Parajuli Sandesh, Zhong Weixiong, Pantha Monika, Sokup Megan, Aziz Fahad, Garg Neetika, Mohamed Maha, Mandelbrot Didier
Division of Nephrology, Department of Medicine, University of Wisconsin School of Medicine and Public Health, Madison, WI.
Department of Pathology and Laboratory Medicine, University of Wisconsin School of Medicine and Public Health, Madison, WI.
Transplant Direct. 2023 May 24;9(6):e1489. doi: 10.1097/TXD.0000000000001489. eCollection 2023 Jun.
Traditionally, antibody-mediated rejection (AMR) has been suspected mainly by a rise in serum creatinine (Scr) and confirmed by allograft biopsy. There is limited literature describing the trend of Scr after treatment, and how that trend might differ between patients with histological response and with no response to treatment.
We included all cases of AMR at our program between March 2016 and July 2020 who had a follow-up biopsy after the index biopsy, with initial diagnosis of AMR. We trended the Scr and change in Scr (delta Scr) and its association with being a responder (microvascular inflammation, MVI ≤1) or nonresponder (MVI >1), as well as graft failure.
A total of 183 kidney transplant recipients were included, 66 in the responder group and 177 in the nonresponder group. The MVI scores and sum chronicity scores, along with transplant glomerulopathy scores, were higher in the nonresponder group. However, Scr at index biopsy was similar in responders (1.74 ± 0.70) versus nonresponders (1.83 ± 0.65; = 0.39), as were the delta Scr at various time points. After adjustment for multiple variables, delta Scr was not associated with being a nonresponder. Also, delta Scr value at follow-up biopsy compared with index biopsy among responders was 0 ± 0.67 ( = 0.99) and among nonresponders was -0.01 ± 0.61 ( = 0.89). Being a nonresponder was significantly associated with an increased risk of graft failure at the last follow-up in univariate analysis but was not in multivariate analysis (hazard ratio 1.35; 95% confidence interval, 0.58-3.17; = 0.49).

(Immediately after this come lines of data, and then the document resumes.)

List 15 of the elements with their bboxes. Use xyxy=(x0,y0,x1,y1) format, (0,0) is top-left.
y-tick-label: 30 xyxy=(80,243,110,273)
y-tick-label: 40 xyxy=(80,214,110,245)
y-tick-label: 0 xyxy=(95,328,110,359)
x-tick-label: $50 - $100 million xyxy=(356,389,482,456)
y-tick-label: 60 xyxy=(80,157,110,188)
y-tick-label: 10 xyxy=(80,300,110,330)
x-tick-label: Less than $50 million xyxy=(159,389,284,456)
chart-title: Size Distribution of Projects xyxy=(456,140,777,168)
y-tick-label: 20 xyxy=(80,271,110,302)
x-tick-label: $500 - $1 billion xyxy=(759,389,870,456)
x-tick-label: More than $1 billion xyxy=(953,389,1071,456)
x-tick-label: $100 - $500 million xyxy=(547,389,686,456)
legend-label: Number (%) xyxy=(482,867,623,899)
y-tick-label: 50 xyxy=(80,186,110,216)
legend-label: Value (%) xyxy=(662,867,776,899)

We found that Scr is not a good predictor of the resolution of MVI, supporting the utility of follow-up biopsies after treatment of AMR.
传统上,抗体介导的排斥反应(AMR)主要通过血清肌酐(Scr)升高来怀疑,并通过移植肾活检确诊。描述治疗后Scr趋势以及该趋势在组织学有反应和无反应患者之间可能存在何种差异的文献有限。
我们纳入了2016年3月至2020年7月期间我们项目中所有AMR病例,这些病例在首次活检后进行了随访活检,初始诊断为AMR。我们分析了Scr及其变化(Scr变化量,delta Scr)的趋势,以及它们与有反应者(微血管炎症,MVI≤1)或无反应者(MVI>1)的关联,还有移植肾失功情况。
总共纳入了183例肾移植受者,有反应者组66例,无反应者组177例。无反应者组的MVI评分、慢性病变总分以及移植性肾小球病评分更高。然而,首次活检时反应者的Scr(1.74±0.70)与无反应者(1.83±0.65;P = 0.39)相似,各时间点的Scr变化量也是如此。在对多个变量进行调整后,Scr变化量与无反应者无关。此外,反应者中随访活检时与首次活检相比的Scr变化量值为0±0.67(P = 0.99),无反应者中为 -0.01±0.61(P = 0.89)。在单因素分析中,无反应者与最后随访时移植肾失功风险增加显著相关,但在多因素分析中并非如此(风险比1.35;95%置信区间,0.58 - 3.17;P = 0.49)。
我们发现Scr不是MVI缓解的良好预测指标,这支持了AMR治疗后进行随访活检的实用性。